Giunto alla trentaquattresima edizione il Festival del Cinema di Sulmona si rinnova e diventa internazionale, Sulmona International Film Festival. Abbiamo deciso di rilanciare, nonostante il periodo di crisi sia assai complesso per i finanziamenti alla cultura. Perché, etimologia insegna, crisi vuol dire scelta e noi dell’Associazione Sulmonacinema abbiamo preso la decisione di allargare lo sguardo verso orizzonti mondiali, dopo oltre dieci anni di preziosa e tagliente direzione artistica di Roberto Silvestri che, primo in Italia, ha avuto la fantasia e il coraggio di inventare il concorso del Giovane Cinema Italiano, opere prime e seconde di registi emergenti. Abbiamo fatto un passo in una direzione diversa per puntare dritto al futuro, stabilendo il focus sui cortometraggi, oggi come non mai biglietti da visita necessari per i grandi registi di domani. La grande bellezza di internet ci ha fatto scoprire la piattaforma canadese FilmFreeway, che con i suoi oltre quattromila festival e duecentomila registi iscritti, offre un’autentica possibilità di interazione filmica globale. Circa 400 i lavori iscritti provenienti da 45 paesi, 40 le opere a concorso nelle tre categorie che, mediante la forma del cortometraggio, hanno condensato tematiche attuali e potenza narrativa, maestria tecnica e sperimentazione. Il film breve è il luogo della regia spogliata delle restrizioni espressive, dove il seme di un’idea può sposare senza riserve il talento. “Less is more” (Nel meno il più), diceva Ludwig Mies Van der Rohe, e il cortometraggio, lavorando per sottrazione, ne assimila l’insegnamento attribuendo valore ad ogni passaggio narrativo, creando così l’unicità della visione.

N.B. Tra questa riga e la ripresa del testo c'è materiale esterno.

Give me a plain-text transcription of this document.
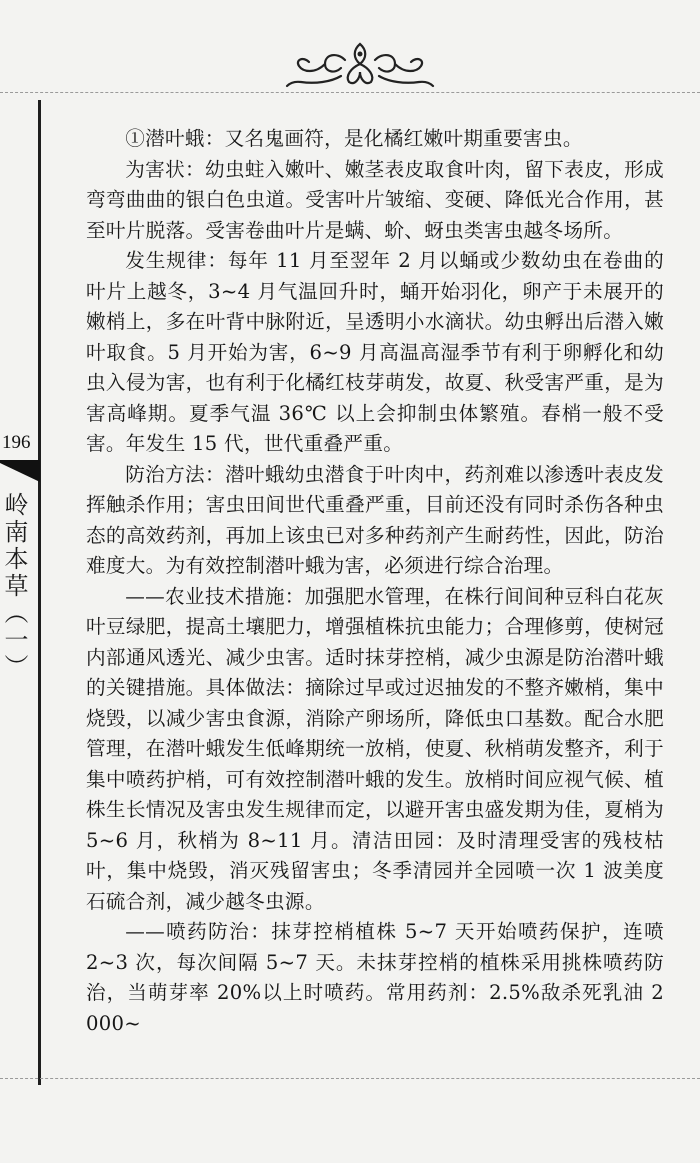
196
岭南本草（一）

①潜叶蛾：又名鬼画符，是化橘红嫩叶期重要害虫。

为害状：幼虫蛀入嫩叶、嫩茎表皮取食叶肉，留下表皮，形成弯弯曲曲的银白色虫道。受害叶片皱缩、变硬、降低光合作用，甚至叶片脱落。受害卷曲叶片是螨、蚧、蚜虫类害虫越冬场所。

发生规律：每年 11 月至翌年 2 月以蛹或少数幼虫在卷曲的叶片上越冬，3~4 月气温回升时，蛹开始羽化，卵产于未展开的嫩梢上，多在叶背中脉附近，呈透明小水滴状。幼虫孵出后潜入嫩叶取食。5 月开始为害，6~9 月高温高湿季节有利于卵孵化和幼虫入侵为害，也有利于化橘红枝芽萌发，故夏、秋受害严重，是为害高峰期。夏季气温 36℃ 以上会抑制虫体繁殖。春梢一般不受害。年发生 15 代，世代重叠严重。

防治方法：潜叶蛾幼虫潜食于叶肉中，药剂难以渗透叶表皮发挥触杀作用；害虫田间世代重叠严重，目前还没有同时杀伤各种虫态的高效药剂，再加上该虫已对多种药剂产生耐药性，因此，防治难度大。为有效控制潜叶蛾为害，必须进行综合治理。

——农业技术措施：加强肥水管理，在株行间间种豆科白花灰叶豆绿肥，提高土壤肥力，增强植株抗虫能力；合理修剪，使树冠内部通风透光、减少虫害。适时抹芽控梢，减少虫源是防治潜叶蛾的关键措施。具体做法：摘除过早或过迟抽发的不整齐嫩梢，集中烧毁，以减少害虫食源，消除产卵场所，降低虫口基数。配合水肥管理，在潜叶蛾发生低峰期统一放梢，使夏、秋梢萌发整齐，利于集中喷药护梢，可有效控制潜叶蛾的发生。放梢时间应视气候、植株生长情况及害虫发生规律而定，以避开害虫盛发期为佳，夏梢为 5~6 月，秋梢为 8~11 月。清洁田园：及时清理受害的残枝枯叶，集中烧毁，消灭残留害虫；冬季清园并全园喷一次 1 波美度石硫合剂，减少越冬虫源。

——喷药防治：抹芽控梢植株 5~7 天开始喷药保护，连喷 2~3 次，每次间隔 5~7 天。未抹芽控梢的植株采用挑株喷药防治，当萌芽率 20%以上时喷药。常用药剂：2.5%敌杀死乳油 2 000~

Le tematiche ovidiane, in particolare la Metamorfosi, rappresentano il filo rosso che unisce i tre lungometraggi selezionati per il pubblico festivaliero. “LARS AND THE REAL GIRL”, con un calibrato e minimalista Ryan Gosling non ancora divo, affronta da vicino il bisogno di socialità nell’epoca del web, quando a mutare è il significato della parola amore. Con “LO AND BEHOLD - REVERIES OF THE CONNECTED WORLD”, grazie all’ispirato e sempre curioso “cattivo” maestro Werner Herzog, entriamo direttamente nei meandri di internet che “naturalmente si è insinuato nei lati oscuri dell’esistenza umana”, modificando il fondamento delle relazioni interpersonali. Infine “WASTE LAND”, sbocciato dall’incontro umano e materico tra l’artista Vik Muniz, la regista Lucy Walker e i “catadores” della discarica più grande al mondo di Rio de Janeiro, un autentico capolavoro di Metamorfosi e apertura a un’esperienza umanitaria, attraverso cui i protagonisti hanno trasformato l’immondizia raccolta con le loro mani in opera d’arte. Numerose sono poi le collaborazioni stabilite con realtà nazionali e regionali del settore dell’audiovisivo e oltre. Dalla partnership con l'European Independent Film Festival (ECU) di Parigi all’amicizia nata con l'International Film Academy (IFA) di Pescara, che partecipa attivamente con i suoi allievi, dal portale di promozione turistica Visit Sulmona all’emittente One Talent TV, con un premio speciale per il miglior Video Music, dal Centro del Cinema del Comune di Cesena per la mostra fotografica “CliCiak” al SulmonaTeatroProject che proporrà una performance teatrale in omaggio al cinema tutto al femminile. Inoltre torniamo a coinvolgere le scuole del territorio che saranno protagoniste con l’assegnazione del “Premio SIFF Studenti”. Un Festival ricco di idee e di immagini ambiziose che si sta preparando all’edizione ovidiana del 2017, anno fondamentale per Sulmona che si appresta ad inaugurare i festeggiamenti in occasione del bimillenario della morte di Ovidio, poeta simbolo della città e artista ispiratore del nostro lavoro.